After going through the standard algorithms that existed back in 2010 I wanted to try and see if can improve upon the accuracy achieved on my test set. I was planning to do this by creating a novel feature vector. The feature vectors used so far were all local features , they don’t account for spatial relationships in the object. My thought was represent a rough geometry of the image by using a Gaussian Mixture Model (GMM). See picture below for example.

The idea is to use a Gaussian Mixture Model (GMM) on each picture to obtain circle/ellipsoid shapes that capture a rough geometry of the image. Fitting a GMM to each image you can obtain the center location of each Gaussian along with its relative center location to all other Gaussian variables as well as its shape based on the covariance matrix. This is encoded into a feature vector by placing the mean vector of each Gaussian followed by the upper triangular covariance matrix of each Gaussian. The order of stacking was chosen by largest to smallest area covered by each Gaussian. To calculate the area covered I took the variance of x-coordinate multiplied by the variance of the y-coordinate. The Gaussian Mixture Model was fit for each image. The results presented are with 20 Gaussian variables estimated with data of size n x 3. Where n is the number of pixels in the image and 3 is the {x-coordinate, y-coordinate, pixel intensity} normalized.

Results

GMM feature vector I played with produced poor results. The accuracy achieved was only in the 25% range. I also used the GMM descriptor and created a dual code book with the other methods described in the baseline models and the accuracy only increased marginally. Unfortunately none of feature vectors I played with outside the baseline model produced accuracies above 25%.

Takeaways

*The results achieved by Deep Nets are so impressive that likely little attention will be paid to the models explored in this project.
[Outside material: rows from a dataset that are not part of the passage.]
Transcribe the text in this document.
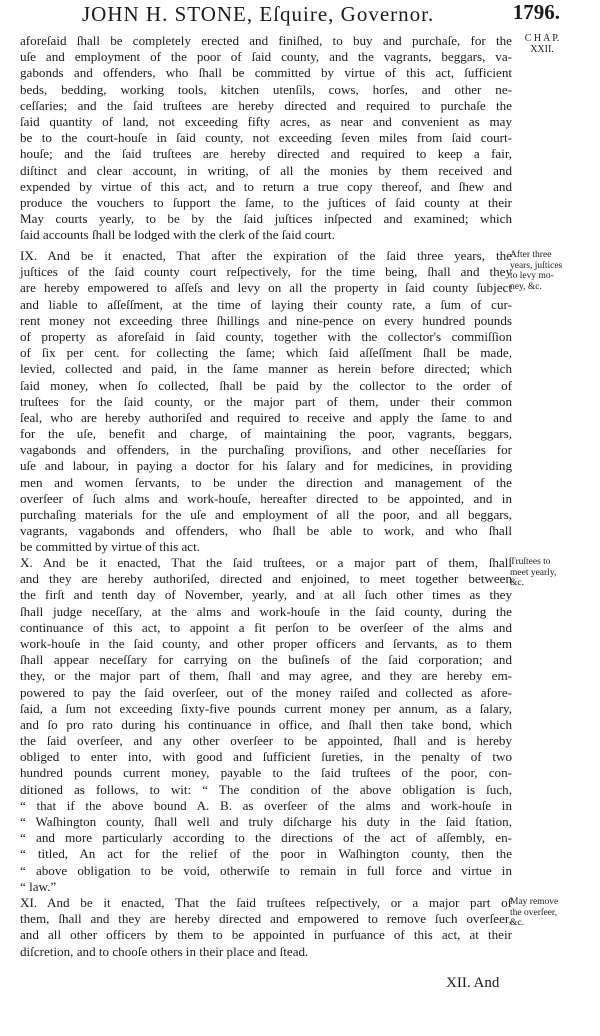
JOHN H. STONE, Eſquire, Governor.	1796.
C H A P.
XXII.
aforeſaid ſhall be completely erected and finiſhed, to buy and purchaſe, for the
uſe and employment of the poor of ſaid county, and the vagrants, beggars, va-
gabonds and offenders, who ſhall be committed by virtue of this act, ſufficient
beds, bedding, working tools, kitchen utenſils, cows, horſes, and other ne-
ceſſaries; and the ſaid truſtees are hereby directed and required to purchaſe the
ſaid quantity of land, not exceeding fifty acres, as near and convenient as may
be to the court-houſe in ſaid county, not exceeding ſeven miles from ſaid court-
houſe; and the ſaid truſtees are hereby directed and required to keep a fair,
diſtinct and clear account, in writing, of all the monies by them received and
expended by virtue of this act, and to return a true copy thereof, and ſhew and
produce the vouchers to ſupport the ſame, to the juſtices of ſaid county at their
May courts yearly, to be by the ſaid juſtices inſpected and examined; which
ſaid accounts ſhall be lodged with the clerk of the ſaid court.
IX. And be it enacted, That after the expiration of the ſaid three years, the
juſtices of the ſaid county court reſpectively, for the time being, ſhall and they
are hereby empowered to aſſeſs and levy on all the property in ſaid county ſubject
and liable to aſſeſſment, at the time of laying their county rate, a ſum of cur-
rent money not exceeding three ſhillings and nine-pence on every hundred pounds
of property as aforeſaid in ſaid county, together with the collector's commiſſion
of ſix per cent. for collecting the ſame; which ſaid aſſeſſment ſhall be made,
levied, collected and paid, in the ſame manner as herein before directed; which
ſaid money, when ſo collected, ſhall be paid by the collector to the order of
truſtees for the ſaid county, or the major part of them, under their common
ſeal, who are hereby authoriſed and required to receive and apply the ſame to and
for the uſe, benefit and charge, of maintaining the poor, vagrants, beggars,
vagabonds and offenders, in the purchaſing proviſions, and other neceſſaries for
uſe and labour, in paying a doctor for his ſalary and for medicines, in providing
men and women ſervants, to be under the direction and management of the
overſeer of ſuch alms and work-houſe, hereafter directed to be appointed, and in
purchaſing materials for the uſe and employment of all the poor, and all beggars,
vagrants, vagabonds and offenders, who ſhall be able to work, and who ſhall
be committed by virtue of this act.
X. And be it enacted, That the ſaid truſtees, or a major part of them, ſhall
and they are hereby authoriſed, directed and enjoined, to meet together between
the firſt and tenth day of November, yearly, and at all ſuch other times as they
ſhall judge neceſſary, at the alms and work-houſe in the ſaid county, during the
continuance of this act, to appoint a fit perſon to be overſeer of the alms and
work-houſe in the ſaid county, and other proper officers and ſervants, as to them
ſhall appear neceſſary for carrying on the buſineſs of the ſaid corporation; and
they, or the major part of them, ſhall and may agree, and they are hereby em-
powered to pay the ſaid overſeer, out of the money raiſed and collected as afore-
ſaid, a ſum not exceeding ſixty-five pounds current money per annum, as a ſalary,
and ſo pro rato during his continuance in office, and ſhall then take bond, which
the ſaid overſeer, and any other overſeer to be appointed, ſhall and is hereby
obliged to enter into, with good and ſufficient ſureties, in the penalty of two
hundred pounds current money, payable to the ſaid truſtees of the poor, con-
ditioned as follows, to wit: “ The condition of the above obligation is ſuch,
“ that if the above bound A. B. as overſeer of the alms and work-houſe in
“ Waſhington county, ſhall well and truly diſcharge his duty in the ſaid ſtation,
“ and more particularly according to the directions of the act of aſſembly, en-
“ titled, An act for the relief of the poor in Waſhington county, then the
“ above obligation to be void, otherwiſe to remain in full force and virtue in
“ law.”
XI. And be it enacted, That the ſaid truſtees reſpectively, or a major part of
them, ſhall and they are hereby directed and empowered to remove ſuch overſeer,
and all other officers by them to be appointed in purſuance of this act, at their
diſcretion, and to chooſe others in their place and ſtead.
After three
years, juſtices
to levy mo-
ney, &c.
Truſtees to
meet yearly,
&c.
May remove
the overſeer,
&c.
XII. And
*Good news is that these models are much quicker to run then Deep Nets. Total computation time for most of the models reviewed is under 15 minutes using Matlab run on a 64bit machine with 3.3GHz processor and 8gb of RAM.
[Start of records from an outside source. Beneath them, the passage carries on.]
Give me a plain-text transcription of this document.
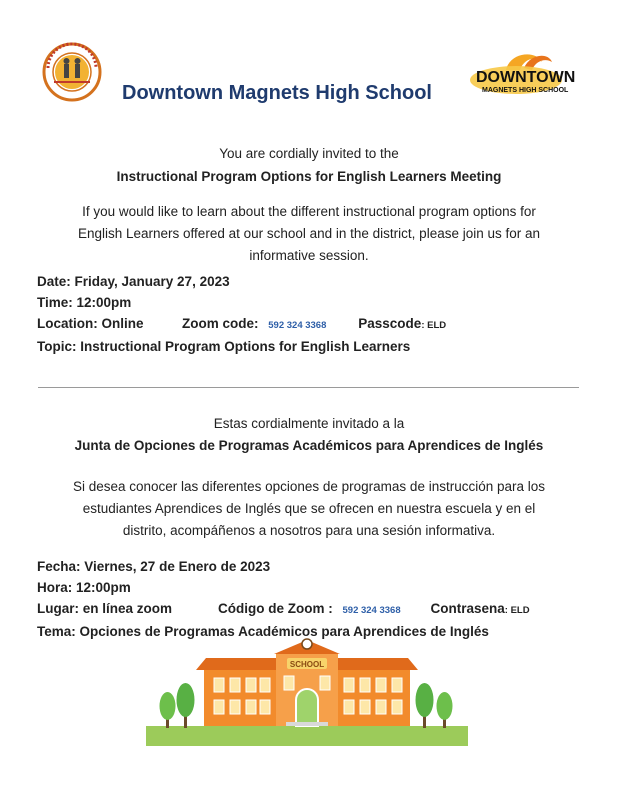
Downtown Magnets High School
DOWNTOWN
MAGNETS HIGH SCHOOL
You are cordially invited to the
Instructional Program Options for English Learners Meeting
If you would like to learn about the different instructional program options for
English Learners offered at our school and in the district, please join us for an
informative session.
Date: Friday, January 27, 2023
Time: 12:00pm
Location: Online	Zoom code: 592 324 3368 Passcode: ELD
Topic: Instructional Program Options for English Learners
Estas cordialmente invitado a la
Junta de Opciones de Programas Académicos para Aprendices de Inglés
Si desea conocer las diferentes opciones de programas de instrucción para los
estudiantes Aprendices de Inglés que se ofrecen en nuestra escuela y en el
distrito, acompáñenos a nosotros para una sesión informativa.
Fecha: Viernes, 27 de Enero de 2023
Hora: 12:00pm
Lugar: en línea zoom	Código de Zoom : 592 324 3368 Contrasena: ELD
Tema: Opciones de Programas Académicos para Aprendices de Inglés
SCHOOL
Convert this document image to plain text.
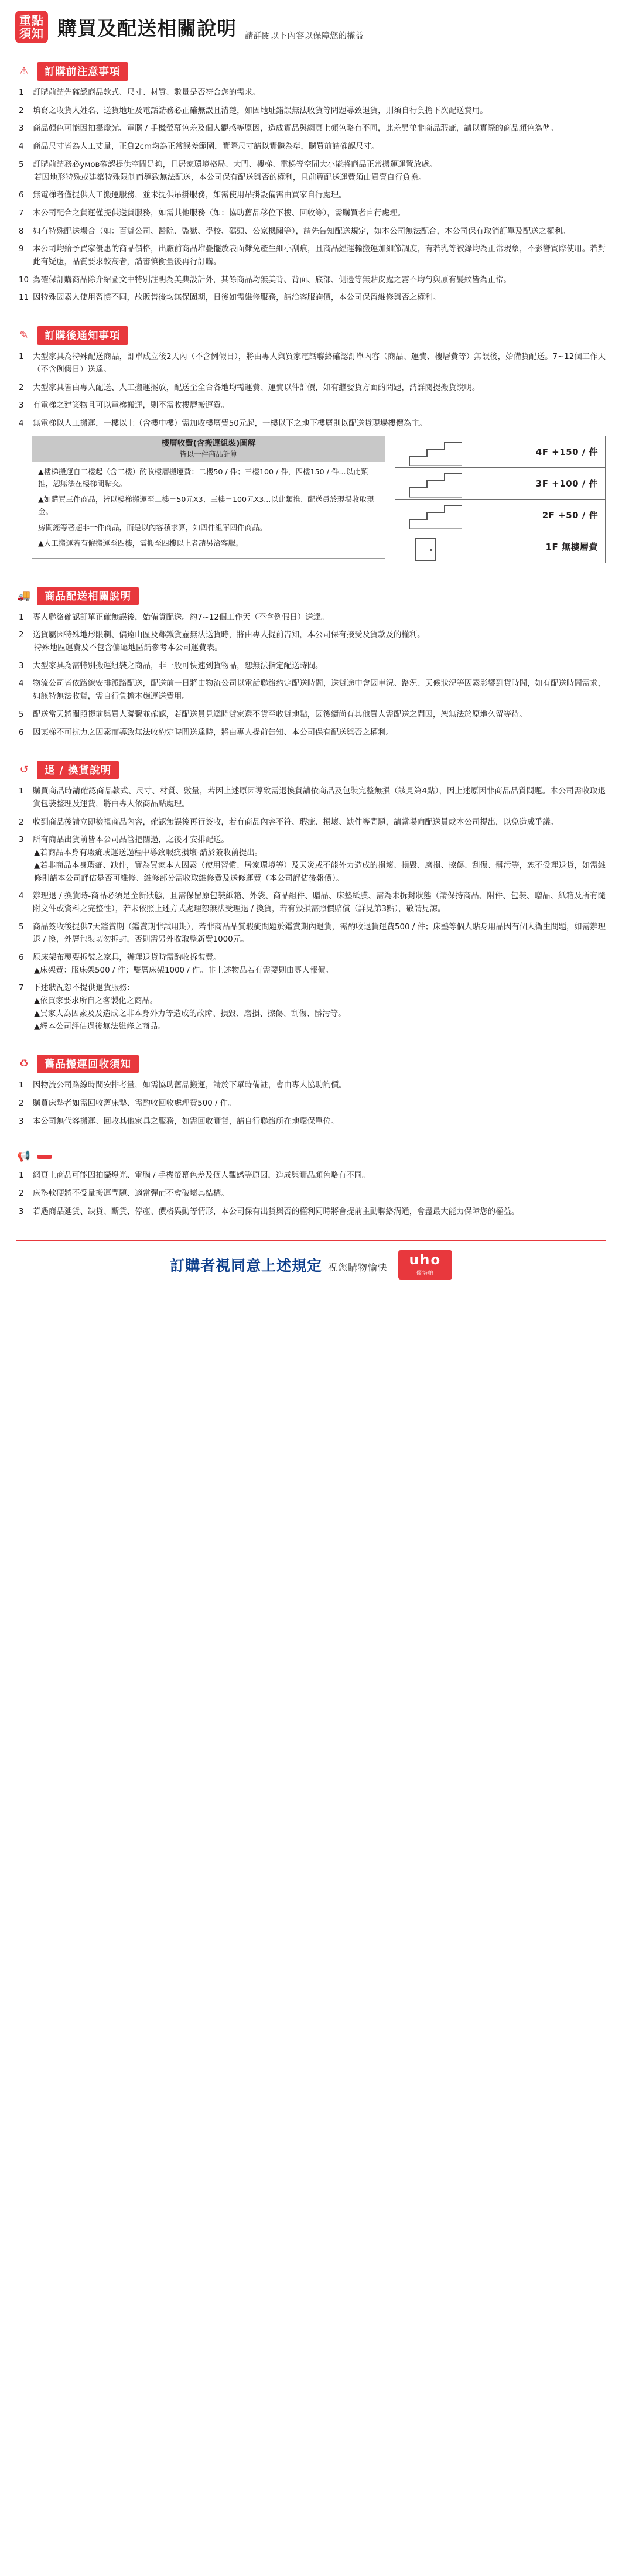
重點
須知 購買及配送相關說明 請詳閱以下內容以保障您的權益
⚠	訂購前注意事項
1 訂購前請先確認商品款式、尺寸、材質、數量是否符合您的需求。
2 填寫之收貨人姓名、送貨地址及電話請務必正確無誤且清楚，如因地址錯誤無法收貨等問題導致退貨，則須自行負擔下次配送費用。
3 商品顏色可能因拍攝燈光、電腦 / 手機螢幕色差及個人觀感等原因，造成實品與網頁上顏色略有不同，此差異並非商品瑕疵，請以實際的商品顏色為準。
4 商品尺寸皆為人工丈量，正負2cm均為正常誤差範圍，實際尺寸請以實體為準，購買前請確認尺寸。
5 訂購前請務必умов確認提供空間足夠，且居家環境格局、大門、樓梯、電梯等空間大小能將商品正常搬運運置放處。
若因地形特殊或建築特殊限制而導致無法配送，本公司保有配送與否的權利，且前篇配送運費須由買賣自行負擔。
6 無電梯者僅提供人工搬運服務，並未提供吊掛服務，如需使用吊掛設備需由買家自行處理。
7 本公司配合之貨運僅提供送貨服務，如需其他服務（如：協助舊品移位下樓、回收等），需購買者自行處理。
8 如有特殊配送場合（如：百貨公司、醫院、監獄、學校、碼頭、公家機關等），請先告知配送規定，如本公司無法配合，本公司保有取消訂單及配送之權利。
9 本公司均給予買家優惠的商品價格，出廠前商品堆疊擺放表面難免產生細小刮痕，且商品經運輸搬運加細節調度，有若乳等被錄均為正常現象，不影響實際使用。若對此有疑慮，品質要求較高者，請審慎衡量後再行訂購。
10 為確保訂購商品除介紹圖文中特別註明為美典設計外，其餘商品均無美背、背面、底部、側邊等無貼皮處之霧不均勻與原有髮紋皆為正常。
11 因特殊因素人使用習慣不同，故販售後均無保固期，日後如需維修服務，請洽客服詢價，本公司保留維修與否之權利。
✎	訂購後通知事項
1 大型家具為特殊配送商品，訂單成立後2天內（不含例假日），將由專人與買家電話聯絡確認訂單內容（商品、運費、樓層費等）無誤後，始備貨配送。7~12個工作天（不含例假日）送達。
2 大型家具皆由專人配送、人工搬運擺放，配送至全台各地均需運費、運費以件計價，如有繼娶貨方面的問題，請詳閱提搬貨說明。
3 有電梯之建築物且可以電梯搬運，則不需收樓層搬運費。
4 無電梯以人工搬運，一樓以上（含樓中樓）需加收樓層費50元起，一樓以下之地下樓層則以配送貨現場樓價為主。
樓層收費(含搬運組裝)圖解
皆以一件商品計算

▲樓梯搬運自二樓起（含二樓）酌收樓層搬運費：二樓50 / 件；三樓100 / 件，四樓150 / 件...以此類推，恕無法在樓梯間點交。

▲如購買三件商品，皆以樓梯搬運至二樓＝50元X3、三樓＝100元X3...以此類推、配送員於現場收取現金。

房間經等著超非一件商品，而是以內容積求算，如四件組單四件商品。

▲人工搬運若有僱搬運至四樓，需搬至四樓以上者請另洽客服。

4F +150 / 件
3F +100 / 件
2F +50 / 件
1F 無樓層費
🚚	商品配送相關說明
1 專人聯絡確認訂單正確無誤後，始備貨配送。約7~12個工作天（不含例假日）送達。
2 送貨屬因特殊地形限制、偏遠山區及鄰鐵貨壺無法送貨時，將由專人提前告知，本公司保有接受及貨款及的權利。
特殊地區運費及不包含偏遠地區請參考本公司運費表。
3 大型家具為需特別搬運組裝之商品，非一般可快速到貨物品，恕無法指定配送時間。
4 物流公司皆依路線安排派路配送，配送前一日將由物流公司以電話聯絡約定配送時間，送貨途中會因車況、路況、天候狀況等因素影響到貨時間，如有配送時間需求，如該特無法收貨，需自行負擔本趟運送費用。
5 配送當天將關照提前與買人聯繫並確認，若配送員見達時貨家還不貨至收貨地點，因後續尚有其他買人需配送之問因，恕無法於原地久留等待。
6 因某梯不可抗力之因素而導致無法收約定時間送達時，將由專人提前告知、本公司保有配送與否之權利。
↺	退 / 換貨說明
1 購買商品時請確認商品款式、尺寸、材質、數量，若因上述原因導致需退換貨請依商品及包裝完整無損（該見第4點），因上述原因非商品品質問題。本公司需收取退貨包裝整理及運費，將由專人依商品點處理。
2 收到商品後請立即檢視商品內容，確認無誤後再行簽收，若有商品內容不符、瑕疵、損壞、缺件等問題，請當場向配送員或本公司提出，以免造成爭議。
3 所有商品出貨前皆本公司品管把關過，之後才安排配送。
▲若商品本身有瑕疵或運送過程中導致瑕疵損壞-請於簽收前提出。
▲若非商品本身瑕疵、缺件，實為買家本人因素（使用習慣、居家環境等）及天災或不能外力造成的損壞、損毀、磨損、擦傷、刮傷、髒污等，恕不受理退貨，如需維修則請本公司評估是否可維修、維修部分需收取維修費及送修運費（本公司評估後報價）。
4 辦理退 / 換貨時-商品必須是全新狀態，且需保留原包裝紙箱、外袋、商品組件、贈品、床墊紙膜、需為未拆封狀態（請保持商品、附件、包裝、贈品、紙箱及所有隨附文件或資料之完整性），若未依照上述方式處理恕無法受理退 / 換貨，若有毀損需照價賠償（詳見第3點），敬請見諒。
5 商品簽收後提供7天鑑賞期（鑑賞期非試用期），若非商品品質瑕疵問題於鑑賞期內退貨，需酌收退貨運費500 / 件；床墊等個人貼身用品因有個人衛生問題，如需辦理退 / 換，外層包裝切勿拆封，否則需另外收取整新費1000元。
6 原床架布覆要拆裝之家具，辦理退貨時需酌收拆裝費。
▲床架費：服床架500 / 件；雙層床架1000 / 件。非上述物品若有需要則由專人報價。
7 下述狀況恕不提供退貨服務：
▲依買家要求所自之客製化之商品。
▲買家人為因素及及造成之非本身外力等造成的故障、損毀、磨損、擦傷、刮傷、髒污等。
▲經本公司評估過後無法維修之商品。
♻	舊品搬運回收須知
1 因物流公司路線時間安排考量，如需協助舊品搬運，請於下單時備註，會由專人協助詢價。
2 購買床墊者如需回收舊床墊、需酌收回收處理費500 / 件。
3 本公司無代客搬運、回收其他家具之服務，如需回收實貨，請自行聯絡所在地環保單位。
📢
1 網頁上商品可能因拍攝燈光、電腦 / 手機螢幕色差及個人觀感等原因，造成與實品顏色略有不同。
2 床墊軟硬將不受量搬運問題、適當彈而不會破壞其結構。
3 若遇商品延貨、缺貨、斷貨、停產、價格異動等情形，本公司保有出貨與否的權利同時將會提前主動聯絡溝通，會盡最大能力保障您的權益。
訂購者視同意上述規定 祝您購物愉快 uho
優洛帕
*Failed to find a different feature vector representation to beat the industry benchmarks.

*Baseline model feature vectors doesn’t account for spatial relationships. I thought I thought combing that with a GMM feature vector would help, but it didn’t.

*I enjoyed learning about the models discussed on this page. However, I left feeling disappointed that I couldn’t find good feature vector encoding for spatial relationships in the image.